Can reality TV be done without scripted drama? After watching some of the fifth season of Please Step In, Phumlani S Langa wishes they’d written in more action.
Please Step In
Mzansi Magic (DStv channel 161)
Tuesday, 8pm
2 stars
Black people love watching dysfunctional black people on TV. I would know as I have been black for quite some time now. The whole thing makes us feel a little bit better about our own circumstances – escapism of a sort.
Mzansi Magic’s Please Step In, now in its fifth seeason, serves up dysfunction by the bucket-load. Mam Angie Diale as the inviting confidante, and the producers have laid on the drama with the tinkling of piano keys in each scene to give the package that Khumbul’ekhaya feel.
Unlike SABC1’s pioneering offering of trouble-stricken real families this show is mad boring. The bulk of it takes place in a room where all the concerned parties are gathered to hash out the issue.
In one episode, a mother comes to the show for help because her now deceased husband had forced her to turn her back on her children from a previous relationship. She did, which left her kids feeling resentful.

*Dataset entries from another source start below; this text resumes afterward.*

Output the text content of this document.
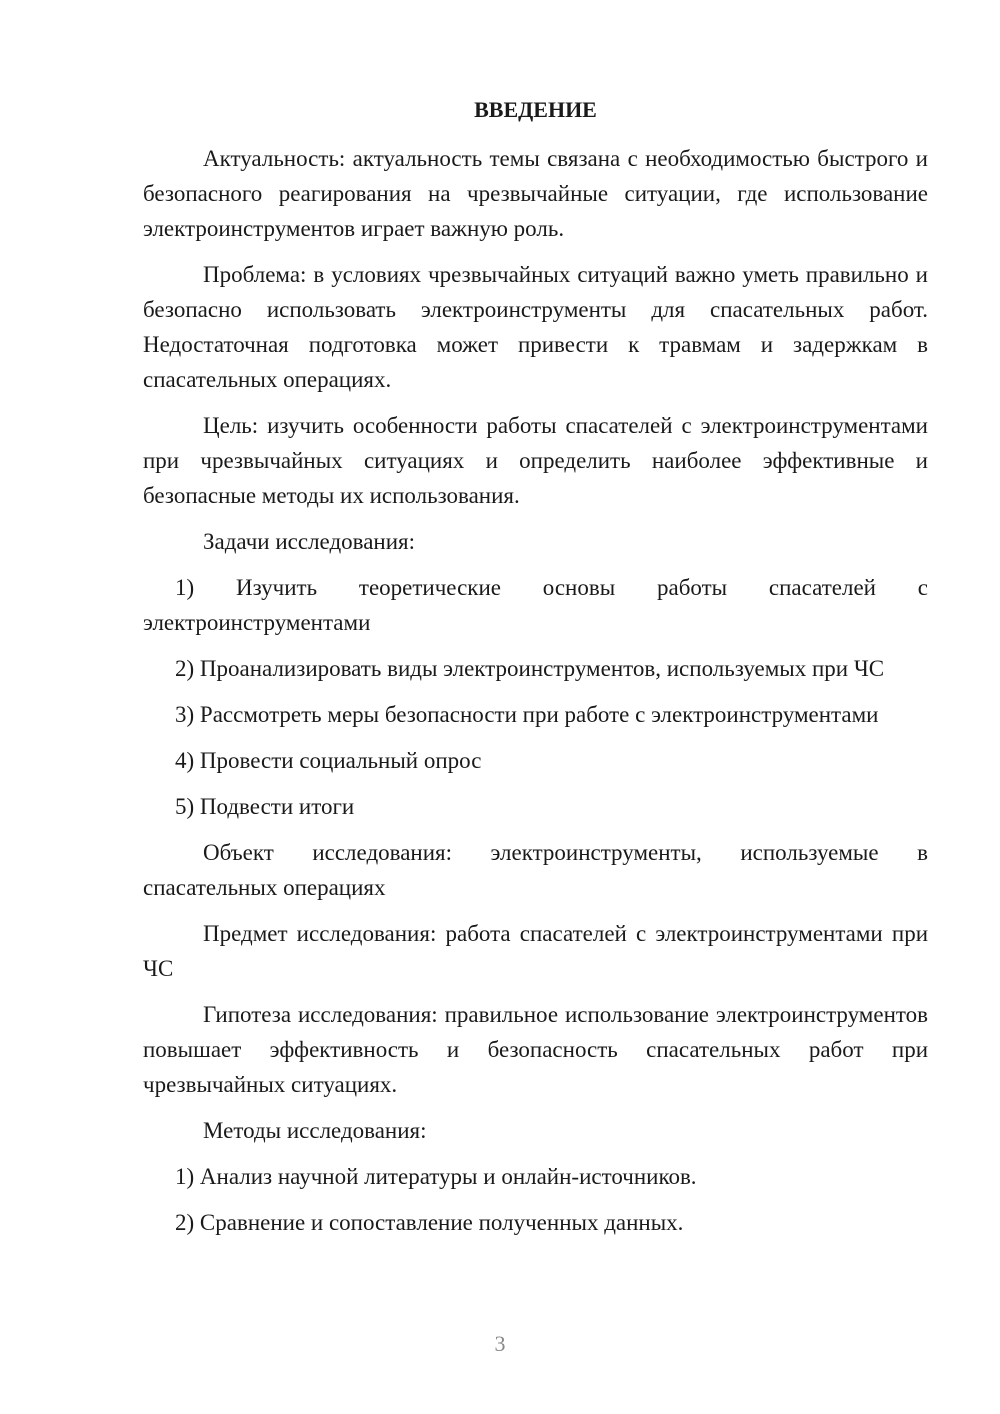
ВВЕДЕНИЕ

Актуальность: актуальность темы связана с необходимостью быстрого и безопасного реагирования на чрезвычайные ситуации, где использование электроинструментов играет важную роль.

Проблема: в условиях чрезвычайных ситуаций важно уметь правильно и безопасно использовать электроинструменты для спасательных работ. Недостаточная подготовка может привести к травмам и задержкам в спасательных операциях.

Цель: изучить особенности работы спасателей с электроинструментами при чрезвычайных ситуациях и определить наиболее эффективные и безопасные методы их использования.

Задачи исследования:

1) Изучить теоретические основы работы спасателей с электроинструментами

2) Проанализировать виды электроинструментов, используемых при ЧС

3) Рассмотреть меры безопасности при работе с электроинструментами

4) Провести социальный опрос

5) Подвести итоги

Объект исследования: электроинструменты, используемые в спасательных операциях

Предмет исследования: работа спасателей с электроинструментами при ЧС

Гипотеза исследования: правильное использование электроинструментов повышает эффективность и безопасность спасательных работ при чрезвычайных ситуациях.

Методы исследования:

1) Анализ научной литературы и онлайн-источников.

2) Сравнение и сопоставление полученных данных.

3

When she tried to explain herself to them as they got older, things turned physical at times.
We don’t get to see this as the show does not make use of any emotionally charged confrontation – just the sofa and some tissues.
It was painfully tedious to watch this unfold. The producers didn’t even have to search for her sons – they just rocked up at the studio. If they had included the part where they were tracked down and maybe just rolled up on them randomly, there would have been some shock value.

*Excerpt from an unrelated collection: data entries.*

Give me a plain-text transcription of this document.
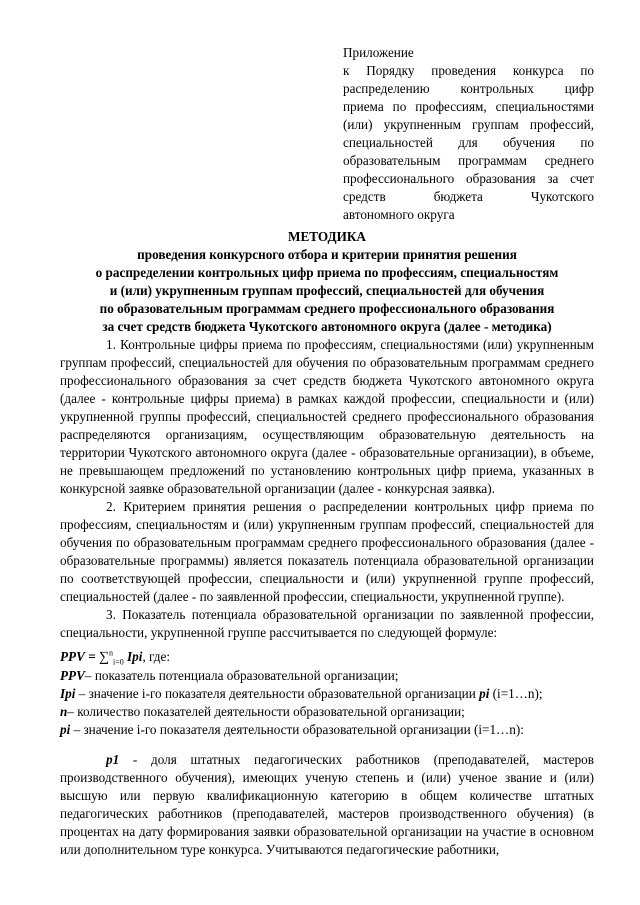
Приложение
к Порядку проведения конкурса по
распределению контрольных цифр
приема по профессиям, специальностями
(или) укрупненным группам профессий,
специальностей для обучения по
образовательным программам среднего
профессионального образования за счет
средств бюджета Чукотского
автономного округа
МЕТОДИКА
проведения конкурсного отбора и критерии принятия решения
о распределении контрольных цифр приема по профессиям, специальностям
и (или) укрупненным группам профессий, специальностей для обучения
по образовательным программам среднего профессионального образования
за счет средств бюджета Чукотского автономного округа (далее - методика)

1. Контрольные цифры приема по профессиям, специальностями (или) укрупненным группам профессий, специальностей для обучения по образовательным программам среднего профессионального образования за счет средств бюджета Чукотского автономного округа (далее - контрольные цифры приема) в рамках каждой профессии, специальности и (или) укрупненной группы профессий, специальностей среднего профессионального образования распределяются организациям, осуществляющим образовательную деятельность на территории Чукотского автономного округа (далее - образовательные организации), в объеме, не превышающем предложений по установлению контрольных цифр приема, указанных в конкурсной заявке образовательной организации (далее - конкурсная заявка).

2. Критерием принятия решения о распределении контрольных цифр приема по профессиям, специальностям и (или) укрупненным группам профессий, специальностей для обучения по образовательным программам среднего профессионального образования (далее - образовательные программы) является показатель потенциала образовательной организации по соответствующей профессии, специальности и (или) укрупненной группе профессий, специальностей (далее - по заявленной профессии, специальности, укрупненной группе).

3. Показатель потенциала образовательной организации по заявленной профессии, специальности, укрупненной группе рассчитывается по следующей формуле:

PPV = ∑$^n_{i=0}$ Ipi, где:
PPV– показатель потенциала образовательной организации;
Ipi – значение i-го показателя деятельности образовательной организации pi (i=1…n);
n– количество показателей деятельности образовательной организации;
pi – значение i-го показателя деятельности образовательной организации (i=1…n):

p1 - доля штатных педагогических работников (преподавателей, мастеров производственного обучения), имеющих ученую степень и (или) ученое звание и (или) высшую или первую квалификационную категорию в общем количестве штатных педагогических работников (преподавателей, мастеров производственного обучения) (в процентах на дату формирования заявки образовательной организации на участие в основном или дополнительном туре конкурса. Учитываются педагогические работники,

I also can’t help but wonder what Mam Angie’s qualifications are. She is out there dishing out advice and, yes, her wisdom is usually right, but who is she to be doing this – a life coach or a therapist? Some clarity would be nice.
It seems as though some of the people on this show would rather not be there, and I don’t blame them.
I feel that the script is not solid enough. I get that perhaps they’re trying to do sincere reality TV, but we have grown accustomed to the scripted drama. We need that on this show. Please lie to me, because this just doesn’t cut it.